医学の博士号を持つ若い女性パールには、本来ならばもっと自分に合った仕事が与えられるべきだったが、実際には雑用しかしていなかった。だから隠れて研究をするために不正に加担して、そしてそれが原因で殺人事件へとつながってしまった。

この話から得られる教訓は、正反対のものを混ぜるときには注意が必要で、手順を間違えると大変なことが起こるってことだろう。アガサとマックスが遺跡で交じり合いを始めたときダイナマイトが放り込まれた。その場が湿っていたから爆発はしなかったけど、危うく死ぬところだった。

化学実験と同じで、混ぜ合わせるときは手順が重要で、間違えると大事故が発生する危険がある。推理小説とラブロマンス小説も混ぜたら危険。でも、アガサとマックスは結婚して幸せになった。何が危険で何が安全かは事前には分かりにくい。経験則に頼ることが多く、長い経験を持つ人ほど慎重になりがち。まだ若い心が残っていたアガサは幸運だった。

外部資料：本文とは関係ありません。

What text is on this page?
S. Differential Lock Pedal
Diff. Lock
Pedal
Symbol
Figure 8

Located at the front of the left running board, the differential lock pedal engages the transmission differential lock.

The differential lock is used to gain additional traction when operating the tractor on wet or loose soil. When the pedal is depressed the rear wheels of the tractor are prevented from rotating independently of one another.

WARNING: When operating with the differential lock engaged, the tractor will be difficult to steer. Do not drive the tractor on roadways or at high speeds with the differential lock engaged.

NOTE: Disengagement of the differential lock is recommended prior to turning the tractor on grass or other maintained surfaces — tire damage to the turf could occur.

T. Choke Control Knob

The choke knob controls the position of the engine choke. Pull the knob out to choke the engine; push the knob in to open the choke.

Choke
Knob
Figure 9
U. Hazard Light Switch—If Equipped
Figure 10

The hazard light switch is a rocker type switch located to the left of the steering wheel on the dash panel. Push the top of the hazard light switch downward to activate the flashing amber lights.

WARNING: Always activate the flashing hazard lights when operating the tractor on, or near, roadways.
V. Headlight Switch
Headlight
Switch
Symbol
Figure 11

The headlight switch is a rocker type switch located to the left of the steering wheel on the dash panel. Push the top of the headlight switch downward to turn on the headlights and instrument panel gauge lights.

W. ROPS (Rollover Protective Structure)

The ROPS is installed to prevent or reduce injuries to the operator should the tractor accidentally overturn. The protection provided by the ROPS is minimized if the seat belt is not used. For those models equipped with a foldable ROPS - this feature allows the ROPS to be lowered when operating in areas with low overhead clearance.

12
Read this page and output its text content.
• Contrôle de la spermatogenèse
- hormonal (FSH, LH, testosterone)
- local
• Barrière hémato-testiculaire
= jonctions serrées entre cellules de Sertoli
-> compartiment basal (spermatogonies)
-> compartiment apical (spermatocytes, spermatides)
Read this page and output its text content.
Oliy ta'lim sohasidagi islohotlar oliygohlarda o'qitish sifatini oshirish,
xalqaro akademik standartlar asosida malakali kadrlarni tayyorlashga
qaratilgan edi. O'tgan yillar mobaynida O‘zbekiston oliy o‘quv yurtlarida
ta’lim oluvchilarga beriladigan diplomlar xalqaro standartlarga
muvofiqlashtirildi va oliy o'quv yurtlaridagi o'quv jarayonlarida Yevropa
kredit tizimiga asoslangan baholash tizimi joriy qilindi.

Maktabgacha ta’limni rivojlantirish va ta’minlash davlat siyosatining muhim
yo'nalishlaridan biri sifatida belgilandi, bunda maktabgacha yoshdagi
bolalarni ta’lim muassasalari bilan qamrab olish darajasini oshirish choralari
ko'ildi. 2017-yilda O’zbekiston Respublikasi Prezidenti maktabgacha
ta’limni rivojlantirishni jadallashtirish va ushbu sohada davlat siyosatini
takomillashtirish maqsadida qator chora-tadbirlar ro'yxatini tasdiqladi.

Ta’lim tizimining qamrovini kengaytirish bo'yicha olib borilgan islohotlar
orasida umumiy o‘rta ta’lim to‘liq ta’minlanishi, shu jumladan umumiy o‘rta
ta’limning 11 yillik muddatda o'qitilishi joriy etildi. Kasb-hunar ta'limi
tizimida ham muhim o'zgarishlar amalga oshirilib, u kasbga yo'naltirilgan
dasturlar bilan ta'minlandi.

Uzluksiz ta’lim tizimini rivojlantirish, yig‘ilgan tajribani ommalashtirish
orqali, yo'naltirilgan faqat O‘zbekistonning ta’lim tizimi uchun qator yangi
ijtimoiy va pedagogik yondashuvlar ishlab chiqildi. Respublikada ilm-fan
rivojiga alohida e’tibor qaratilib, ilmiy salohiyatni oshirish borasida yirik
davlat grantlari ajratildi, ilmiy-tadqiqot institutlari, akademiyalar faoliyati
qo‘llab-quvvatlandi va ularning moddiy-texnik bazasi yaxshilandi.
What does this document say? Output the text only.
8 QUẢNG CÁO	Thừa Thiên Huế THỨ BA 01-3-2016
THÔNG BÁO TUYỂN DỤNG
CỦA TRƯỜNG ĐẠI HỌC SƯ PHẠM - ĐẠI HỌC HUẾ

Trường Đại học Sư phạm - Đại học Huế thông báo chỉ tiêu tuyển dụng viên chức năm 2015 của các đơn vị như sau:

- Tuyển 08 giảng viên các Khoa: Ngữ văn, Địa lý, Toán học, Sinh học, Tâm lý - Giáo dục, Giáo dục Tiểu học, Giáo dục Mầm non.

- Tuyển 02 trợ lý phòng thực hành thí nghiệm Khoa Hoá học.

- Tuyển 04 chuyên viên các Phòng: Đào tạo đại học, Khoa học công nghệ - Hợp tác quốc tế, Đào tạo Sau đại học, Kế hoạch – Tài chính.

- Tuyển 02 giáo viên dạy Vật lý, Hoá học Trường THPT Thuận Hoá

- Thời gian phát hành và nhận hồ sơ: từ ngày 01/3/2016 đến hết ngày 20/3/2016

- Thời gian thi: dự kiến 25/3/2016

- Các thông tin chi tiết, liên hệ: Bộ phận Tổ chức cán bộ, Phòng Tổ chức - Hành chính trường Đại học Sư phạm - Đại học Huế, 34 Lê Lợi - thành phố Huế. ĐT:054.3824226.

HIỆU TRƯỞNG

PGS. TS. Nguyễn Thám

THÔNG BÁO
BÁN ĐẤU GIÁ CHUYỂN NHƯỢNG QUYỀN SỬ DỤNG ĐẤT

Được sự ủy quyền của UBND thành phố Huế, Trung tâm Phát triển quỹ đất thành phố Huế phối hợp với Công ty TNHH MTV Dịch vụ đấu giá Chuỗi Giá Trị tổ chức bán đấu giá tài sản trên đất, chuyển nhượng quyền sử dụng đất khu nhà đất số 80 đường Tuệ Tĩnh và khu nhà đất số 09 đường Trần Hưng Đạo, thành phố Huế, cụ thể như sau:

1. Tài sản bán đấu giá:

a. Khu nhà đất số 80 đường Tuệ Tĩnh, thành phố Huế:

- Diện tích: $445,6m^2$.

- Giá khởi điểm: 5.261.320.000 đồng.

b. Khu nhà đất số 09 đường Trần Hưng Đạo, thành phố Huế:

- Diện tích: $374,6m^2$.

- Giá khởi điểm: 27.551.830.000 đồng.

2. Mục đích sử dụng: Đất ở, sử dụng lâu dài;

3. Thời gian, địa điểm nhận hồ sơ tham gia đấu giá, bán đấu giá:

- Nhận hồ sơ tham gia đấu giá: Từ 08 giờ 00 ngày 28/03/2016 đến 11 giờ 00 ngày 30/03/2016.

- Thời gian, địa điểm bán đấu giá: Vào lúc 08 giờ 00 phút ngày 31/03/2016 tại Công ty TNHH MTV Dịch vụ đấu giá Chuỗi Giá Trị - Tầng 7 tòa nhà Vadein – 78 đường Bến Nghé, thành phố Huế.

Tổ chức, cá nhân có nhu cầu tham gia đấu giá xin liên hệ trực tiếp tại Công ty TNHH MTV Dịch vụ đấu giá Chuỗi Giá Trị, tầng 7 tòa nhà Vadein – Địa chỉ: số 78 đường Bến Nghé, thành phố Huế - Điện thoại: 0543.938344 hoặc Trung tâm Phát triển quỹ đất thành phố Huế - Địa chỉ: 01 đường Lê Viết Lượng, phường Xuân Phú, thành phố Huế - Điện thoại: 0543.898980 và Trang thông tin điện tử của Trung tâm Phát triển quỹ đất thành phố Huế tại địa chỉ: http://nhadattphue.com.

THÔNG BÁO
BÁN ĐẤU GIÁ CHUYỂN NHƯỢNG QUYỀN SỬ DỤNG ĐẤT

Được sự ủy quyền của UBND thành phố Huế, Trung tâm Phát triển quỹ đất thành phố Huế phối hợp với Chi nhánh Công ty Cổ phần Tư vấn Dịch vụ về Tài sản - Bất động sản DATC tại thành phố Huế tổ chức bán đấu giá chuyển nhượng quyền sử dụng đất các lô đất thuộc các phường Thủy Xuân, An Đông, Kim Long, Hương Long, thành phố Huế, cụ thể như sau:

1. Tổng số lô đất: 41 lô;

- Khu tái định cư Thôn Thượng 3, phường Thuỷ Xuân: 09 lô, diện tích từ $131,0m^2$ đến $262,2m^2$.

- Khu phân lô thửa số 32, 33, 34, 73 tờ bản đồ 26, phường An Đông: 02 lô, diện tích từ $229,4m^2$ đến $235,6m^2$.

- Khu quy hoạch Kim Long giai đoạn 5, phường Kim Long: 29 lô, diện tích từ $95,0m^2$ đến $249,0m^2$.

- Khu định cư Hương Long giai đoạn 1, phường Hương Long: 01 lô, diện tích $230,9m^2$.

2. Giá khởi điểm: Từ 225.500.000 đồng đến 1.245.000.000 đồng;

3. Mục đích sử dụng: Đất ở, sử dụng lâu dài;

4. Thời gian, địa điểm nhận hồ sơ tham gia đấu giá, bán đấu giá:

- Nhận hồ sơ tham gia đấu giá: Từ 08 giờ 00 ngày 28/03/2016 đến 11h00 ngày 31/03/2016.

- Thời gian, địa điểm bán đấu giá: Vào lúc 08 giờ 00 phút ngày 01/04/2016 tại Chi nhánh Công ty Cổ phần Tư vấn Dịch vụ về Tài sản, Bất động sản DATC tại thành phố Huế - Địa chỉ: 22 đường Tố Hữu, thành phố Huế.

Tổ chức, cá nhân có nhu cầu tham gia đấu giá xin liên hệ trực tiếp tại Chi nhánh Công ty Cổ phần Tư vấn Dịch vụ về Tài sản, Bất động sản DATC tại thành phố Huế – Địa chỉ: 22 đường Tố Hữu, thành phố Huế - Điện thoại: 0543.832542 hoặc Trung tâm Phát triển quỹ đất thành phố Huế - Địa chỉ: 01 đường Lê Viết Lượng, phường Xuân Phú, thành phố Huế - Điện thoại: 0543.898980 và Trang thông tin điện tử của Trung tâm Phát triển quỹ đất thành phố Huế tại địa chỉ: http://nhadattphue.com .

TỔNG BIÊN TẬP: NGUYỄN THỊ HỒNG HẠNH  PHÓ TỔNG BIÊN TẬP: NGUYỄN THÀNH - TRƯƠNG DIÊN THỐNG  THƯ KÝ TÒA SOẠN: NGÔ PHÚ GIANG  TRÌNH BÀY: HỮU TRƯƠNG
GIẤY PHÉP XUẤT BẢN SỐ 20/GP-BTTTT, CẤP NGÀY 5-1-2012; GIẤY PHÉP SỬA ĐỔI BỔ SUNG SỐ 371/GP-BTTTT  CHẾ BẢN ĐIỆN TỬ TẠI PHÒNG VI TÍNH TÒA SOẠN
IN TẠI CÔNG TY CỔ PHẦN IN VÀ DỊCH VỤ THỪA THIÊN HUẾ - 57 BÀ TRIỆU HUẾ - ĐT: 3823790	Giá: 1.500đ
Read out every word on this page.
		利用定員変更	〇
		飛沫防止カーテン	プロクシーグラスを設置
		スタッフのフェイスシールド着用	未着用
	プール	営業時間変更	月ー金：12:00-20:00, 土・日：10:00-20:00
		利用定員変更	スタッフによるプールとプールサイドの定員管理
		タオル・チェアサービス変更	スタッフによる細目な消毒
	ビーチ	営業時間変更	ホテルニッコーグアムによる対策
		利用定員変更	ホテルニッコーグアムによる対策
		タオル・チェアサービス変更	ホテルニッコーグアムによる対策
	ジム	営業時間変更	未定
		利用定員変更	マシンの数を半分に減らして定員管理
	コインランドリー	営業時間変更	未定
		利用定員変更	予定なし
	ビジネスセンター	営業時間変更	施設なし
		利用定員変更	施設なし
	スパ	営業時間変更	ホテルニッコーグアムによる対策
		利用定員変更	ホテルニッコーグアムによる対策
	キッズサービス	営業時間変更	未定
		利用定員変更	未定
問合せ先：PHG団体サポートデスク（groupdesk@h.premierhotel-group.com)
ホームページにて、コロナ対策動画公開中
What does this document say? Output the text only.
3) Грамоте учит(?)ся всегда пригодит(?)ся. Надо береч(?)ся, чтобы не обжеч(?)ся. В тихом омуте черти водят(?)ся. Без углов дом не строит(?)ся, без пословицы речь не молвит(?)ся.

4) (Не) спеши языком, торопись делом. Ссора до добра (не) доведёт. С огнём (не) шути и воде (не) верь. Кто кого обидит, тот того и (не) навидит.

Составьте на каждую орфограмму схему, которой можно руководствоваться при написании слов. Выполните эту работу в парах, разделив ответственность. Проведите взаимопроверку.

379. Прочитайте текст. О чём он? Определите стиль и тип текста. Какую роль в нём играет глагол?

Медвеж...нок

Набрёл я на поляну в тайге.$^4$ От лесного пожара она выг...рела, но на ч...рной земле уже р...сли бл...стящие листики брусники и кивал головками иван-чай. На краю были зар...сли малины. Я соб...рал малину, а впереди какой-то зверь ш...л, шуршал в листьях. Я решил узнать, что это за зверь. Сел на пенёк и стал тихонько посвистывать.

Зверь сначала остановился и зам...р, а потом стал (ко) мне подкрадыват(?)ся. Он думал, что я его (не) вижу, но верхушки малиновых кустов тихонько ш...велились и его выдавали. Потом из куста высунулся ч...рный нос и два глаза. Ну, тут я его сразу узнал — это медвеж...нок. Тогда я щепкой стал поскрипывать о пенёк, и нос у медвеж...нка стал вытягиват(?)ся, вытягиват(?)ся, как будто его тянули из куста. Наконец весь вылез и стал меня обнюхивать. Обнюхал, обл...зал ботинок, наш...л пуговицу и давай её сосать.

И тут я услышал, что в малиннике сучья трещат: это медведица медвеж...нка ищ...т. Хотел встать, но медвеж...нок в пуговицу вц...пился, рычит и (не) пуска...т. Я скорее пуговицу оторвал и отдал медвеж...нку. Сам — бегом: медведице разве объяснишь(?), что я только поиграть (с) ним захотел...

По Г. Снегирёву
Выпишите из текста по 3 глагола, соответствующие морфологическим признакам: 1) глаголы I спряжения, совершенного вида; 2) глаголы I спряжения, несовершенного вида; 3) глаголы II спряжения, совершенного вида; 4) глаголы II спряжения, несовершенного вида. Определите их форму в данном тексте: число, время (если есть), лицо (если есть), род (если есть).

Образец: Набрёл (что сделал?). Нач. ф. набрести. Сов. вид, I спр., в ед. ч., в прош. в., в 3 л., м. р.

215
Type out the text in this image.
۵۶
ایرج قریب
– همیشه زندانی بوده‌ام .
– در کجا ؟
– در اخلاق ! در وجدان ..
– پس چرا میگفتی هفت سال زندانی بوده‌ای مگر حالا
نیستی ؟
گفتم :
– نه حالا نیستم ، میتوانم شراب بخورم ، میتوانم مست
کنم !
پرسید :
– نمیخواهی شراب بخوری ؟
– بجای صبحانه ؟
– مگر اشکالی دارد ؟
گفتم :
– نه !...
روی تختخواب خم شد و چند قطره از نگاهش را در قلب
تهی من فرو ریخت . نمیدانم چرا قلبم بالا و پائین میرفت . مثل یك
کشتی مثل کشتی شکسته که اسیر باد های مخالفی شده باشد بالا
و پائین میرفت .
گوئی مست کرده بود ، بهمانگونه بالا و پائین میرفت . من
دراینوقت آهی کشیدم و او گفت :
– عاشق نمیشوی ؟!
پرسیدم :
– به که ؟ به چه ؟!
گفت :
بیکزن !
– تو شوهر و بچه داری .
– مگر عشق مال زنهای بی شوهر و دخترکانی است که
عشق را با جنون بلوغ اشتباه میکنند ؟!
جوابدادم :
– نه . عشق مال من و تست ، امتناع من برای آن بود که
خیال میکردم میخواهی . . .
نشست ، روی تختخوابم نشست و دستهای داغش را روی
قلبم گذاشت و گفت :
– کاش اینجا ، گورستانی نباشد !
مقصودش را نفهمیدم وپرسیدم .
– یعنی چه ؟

アガサに命の危険があったように、化学も危険と隣り合わせだ。そして、理性的な仕事の発展には、理性と正反対な位置にある情熱が必要で、燃えると熱を発する石油を情熱の隠喩としてこの映画は用いている。

化学者は化学の法則を選ぶ権利を持っていない。化学の法則はただそこに存在するだけだ。化学者を主人公に置き換え、化学の法則をストーリーに置き換えると、(前述した)主人公がストーリーの選択権を持っていないことに対応する。

アガサは運命的にマックスと出会い、アガサもマックスも相手を拒絶する選択権を持っていなかった。愛も化学もこの映画のストーリーも全て決定論の世界にあった。そうなるべくしてそうなる世界。小説は究極的には決定論の世界なのかもしれない。どれだけ美しい法則や運命を描けるかが小説家の力量といったところだろうか。

でも、法則や運命で主人公を縛りすぎると閉塞感が生じてしまうし、あるいは、主人公に選択権を与えないと達成感が生まれない。この映画が割とそうだった。なので法則や運命を緩めて奇跡を演出することになるけど、やりすぎると安っぽくなる。だから、緩めず焦燥感を煽ることも。小説家に要求されるスキルのハードルってけっこう高いなって思う。

ところで、アガサ以外の登場人物もなんとなく犯人に目星がついていた。でもその理由をうまく説明できなかった。直感的にはあいつが犯人だと分かっても、それを筋立てて説明することは難しい。筋立てて説明するのは小説家の得意とするところだ。みんなが何となくそうだと分かっているのにうまく説明できないことを筋立ててうまく説明する能力。アガサはそういう能力も卓越していたってことなんだろうね。